- Born: Silas Kei Fong Chou September 1946 (age 79) British Hong Kong
- Citizenship: China
- Children: 2, including Veronica
- Parent: Chao Kuang-piu
- Relatives: Susana Chou (sister)

= Silas Chou =

Hong Kong billionaire (born 1946)

Silas K. F. Chou (曹其峰 (Cáo Qífēng); born September 1946) is a Hong Kong-based billionaire business magnate, active in the fashion sector.

==Early life==
Chou's father was Chao Kuang-piu. His father founded South Ocean Knitters, one of the Hong Kong's "largest knitwear manufacturers and exporters", in which he still owns a stake. In 1978, Chou and his father founded Xiang Zhou Woollen Mills in the Zhuhai Special Economy District. His sister, Susana Chou, was the President of the Legislative Assembly of Macau from 1999 to 2009.

==Career==
In 1989, Chou and Lawrence Stroll founded Sportswear Holdings to acquire Tommy Hilfiger. Chou was the largest shareholder and became chairman of the company. In 2006, he sold his shareholding to Apax, a UK private equity firm for US$1.6 billion.
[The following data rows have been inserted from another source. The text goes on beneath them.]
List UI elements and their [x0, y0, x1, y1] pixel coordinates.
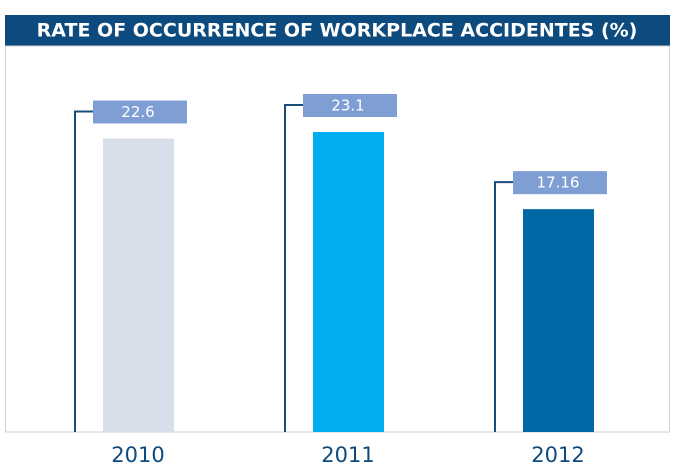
x-tick-label: 2012: [531, 443, 584, 467]
value-label: 22.6: [121, 103, 154, 121]
x-tick-label: 2011: [321, 443, 374, 467]
value-label: 17.16: [537, 174, 580, 192]
x-tick-label: 2010: [111, 443, 164, 467]
value-label-box: [513, 171, 607, 195]
value-label-box: [303, 94, 397, 117]
title-bar: [5, 15, 670, 46]
leader-line: [74, 110, 93, 432]
value-label-box: [93, 100, 187, 124]
bar: [103, 138, 174, 432]
chart-title: RATE OF OCCURRENCE OF WORKPLACE ACCIDENT…: [37, 20, 638, 42]
leader-line: [284, 104, 303, 432]
bar: [313, 132, 384, 432]
value-label: 23.1: [331, 97, 364, 115]
bar: [523, 209, 594, 432]
leader-line: [494, 181, 513, 432]
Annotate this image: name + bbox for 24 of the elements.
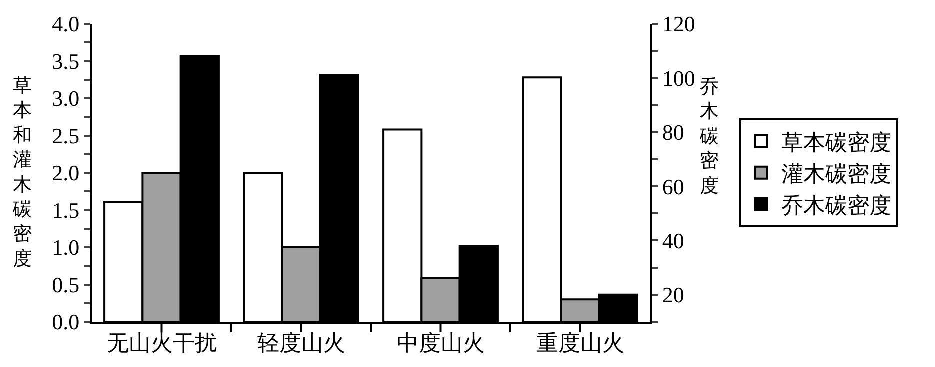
y2-tick-label: 120 <box>662 12 696 37</box>
y2-tick-label: 20 <box>662 282 684 308</box>
y-tick-label: 4.0 <box>52 12 80 37</box>
y2-tick-label: 100 <box>662 66 696 91</box>
y-tick-label: 1.5 <box>52 198 80 223</box>
y-tick-label: 3.5 <box>52 48 80 74</box>
y-tick-label: 2.5 <box>52 123 80 148</box>
y-tick-label: 3.0 <box>52 86 80 112</box>
x-tick-label: 轻度山火 <box>257 330 346 356</box>
y-axis-title: 草本和灌木碳密度 <box>12 76 32 270</box>
y-tick-label: 1.0 <box>52 235 80 260</box>
legend-label: 灌木碳密度 <box>781 161 892 186</box>
x-tick-label: 无山火干扰 <box>106 330 217 356</box>
x-tick-label: 重度山火 <box>536 330 624 356</box>
y-tick-label: 2.0 <box>52 160 80 186</box>
y2-tick-label: 60 <box>662 174 684 200</box>
y2-axis-title: 乔木碳密度 <box>699 77 719 197</box>
x-tick-label: 中度山火 <box>396 330 485 356</box>
legend-label: 草本碳密度 <box>781 130 892 155</box>
y2-tick-label: 40 <box>662 228 684 254</box>
y-tick-label: 0.0 <box>52 310 80 335</box>
y-tick-label: 0.5 <box>52 272 80 298</box>
legend-label: 乔木碳密度 <box>781 193 892 218</box>
y2-tick-label: 80 <box>662 120 684 146</box>
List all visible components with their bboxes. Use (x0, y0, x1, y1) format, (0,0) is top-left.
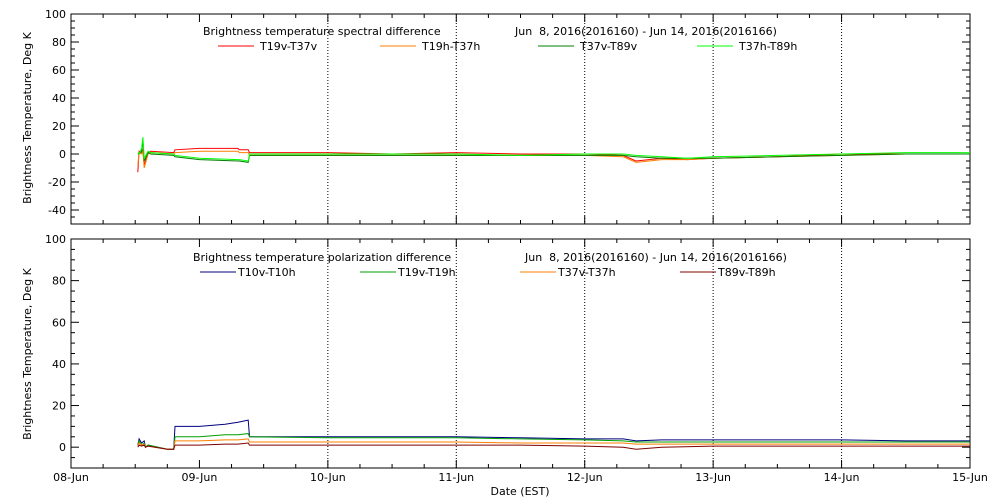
y-axis-ticks: 0 20 40 60 80 100 (45, 233, 970, 469)
x-tick-label: 08-Jun (53, 471, 89, 484)
legend-label: T19v-T37v (259, 40, 318, 53)
y-tick-label: 80 (52, 275, 66, 288)
x-axis-ticks (70, 14, 971, 224)
polarization-difference-panel: 0 20 40 60 80 100 08-Jun 09-Jun 10-Jun 11-Jun 12-… (21, 233, 988, 498)
y-tick-label: 100 (45, 8, 66, 21)
series-lines (137, 137, 970, 173)
x-tick-label: 13-Jun (695, 471, 731, 484)
x-tick-label: 12-Jun (567, 471, 603, 484)
vertical-gridlines (327, 239, 843, 468)
series-lines (137, 419, 970, 450)
y-tick-label: 40 (52, 92, 66, 105)
y-axis-label: Brightness Temperature, Deg K (21, 31, 34, 203)
y-axis-ticks: -40 -20 0 20 40 60 80 100 (45, 8, 970, 225)
series-line-T37v-T89v (137, 139, 970, 163)
series-line-T37h-T89h (137, 137, 970, 162)
y-tick-label: -20 (48, 176, 66, 189)
y-tick-label: 100 (45, 233, 66, 246)
y-tick-label: 0 (59, 148, 66, 161)
series-line-T89v-T89h (137, 442, 970, 450)
chart-date-range: Jun 8, 2016(2016160) - Jun 14, 2016(2016… (514, 25, 777, 38)
y-tick-label: 60 (52, 316, 66, 329)
legend-label: T89v-T89h (717, 266, 776, 279)
x-tick-label: 09-Jun (182, 471, 218, 484)
legend-label: T19v-T19h (397, 266, 456, 279)
x-axis-ticks: 08-Jun 09-Jun 10-Jun 11-Jun 12-Jun 13-Jun 14-J… (53, 239, 988, 484)
y-axis-label: Brightness Temperature, Deg K (21, 267, 34, 439)
y-tick-label: -40 (48, 204, 66, 217)
y-tick-label: 60 (52, 64, 66, 77)
y-tick-label: 20 (52, 400, 66, 413)
spectral-difference-panel: -40 -20 0 20 40 60 80 100 Brightness temperatur… (21, 8, 971, 225)
legend-label: T37h-T89h (738, 40, 797, 53)
y-tick-label: 20 (52, 120, 66, 133)
x-tick-label: 11-Jun (438, 471, 474, 484)
legend-label: T37v-T89v (579, 40, 638, 53)
y-tick-label: 0 (59, 441, 66, 454)
vertical-gridlines (327, 14, 843, 224)
y-tick-label: 80 (52, 36, 66, 49)
x-tick-label: 15-Jun (952, 471, 988, 484)
legend-label: T10v-T10h (237, 266, 296, 279)
chart-date-range: Jun 8, 2016(2016160) - Jun 14, 2016(2016… (524, 251, 787, 264)
x-axis-label: Date (EST) (490, 485, 549, 498)
x-tick-label: 10-Jun (310, 471, 346, 484)
legend-label: T37v-T37h (557, 266, 616, 279)
x-tick-label: 14-Jun (824, 471, 860, 484)
y-tick-label: 40 (52, 358, 66, 371)
legend-label: T19h-T37h (421, 40, 480, 53)
legend: T19v-T37v T19h-T37h T37v-T89v T37h-T89h (218, 40, 797, 53)
chart-title: Brightness temperature polarization diff… (193, 251, 451, 264)
legend: T10v-T10h T19v-T19h T37v-T37h T89v-T89h (200, 266, 776, 279)
chart-title: Brightness temperature spectral differen… (203, 25, 441, 38)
In 2003, Chou and Stroll bought a majority share in Michael Kors for US$100 million. In June 2018, Chou sold the last of his investment in Kors. Chou has also heavily invested in Karl Lagerfeld and Pepe Jeans.
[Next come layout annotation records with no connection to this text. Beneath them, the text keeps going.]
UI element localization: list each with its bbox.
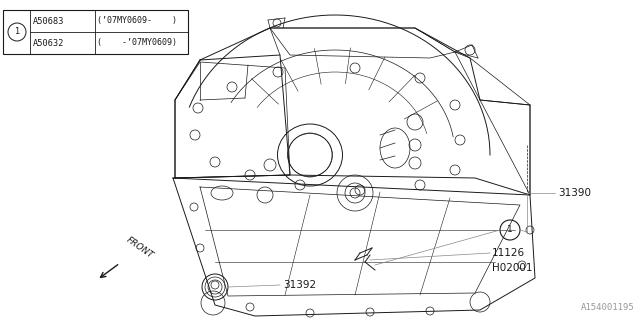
Bar [3, 10, 188, 54]
Text: A154001195: A154001195 [581, 303, 635, 312]
Text: A50632: A50632 [33, 38, 65, 47]
Text: A50683: A50683 [33, 17, 65, 26]
Text: 31392: 31392 [283, 280, 316, 290]
Text: FRONT: FRONT [125, 235, 156, 260]
Text: (    -’07MY0609): ( -’07MY0609) [97, 38, 177, 47]
Text: 1: 1 [507, 226, 513, 235]
Text: 11126: 11126 [492, 248, 525, 258]
Text: H02001: H02001 [492, 263, 532, 273]
Text: 31390: 31390 [558, 188, 591, 198]
Text: 1: 1 [14, 28, 20, 36]
Text: (’07MY0609-    ): (’07MY0609- ) [97, 17, 177, 26]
In 2018, a consortium led by Stroll, which included Chou, acquired the assets of the Force India Formula One team after it entered administration, subsequently forming a new team under the name Racing Point Force India.

==Personal life==
Chou is married, with two daughters, Veronica and Vivian, and lives in Hong Kong. Both daughters are active in his fashion business.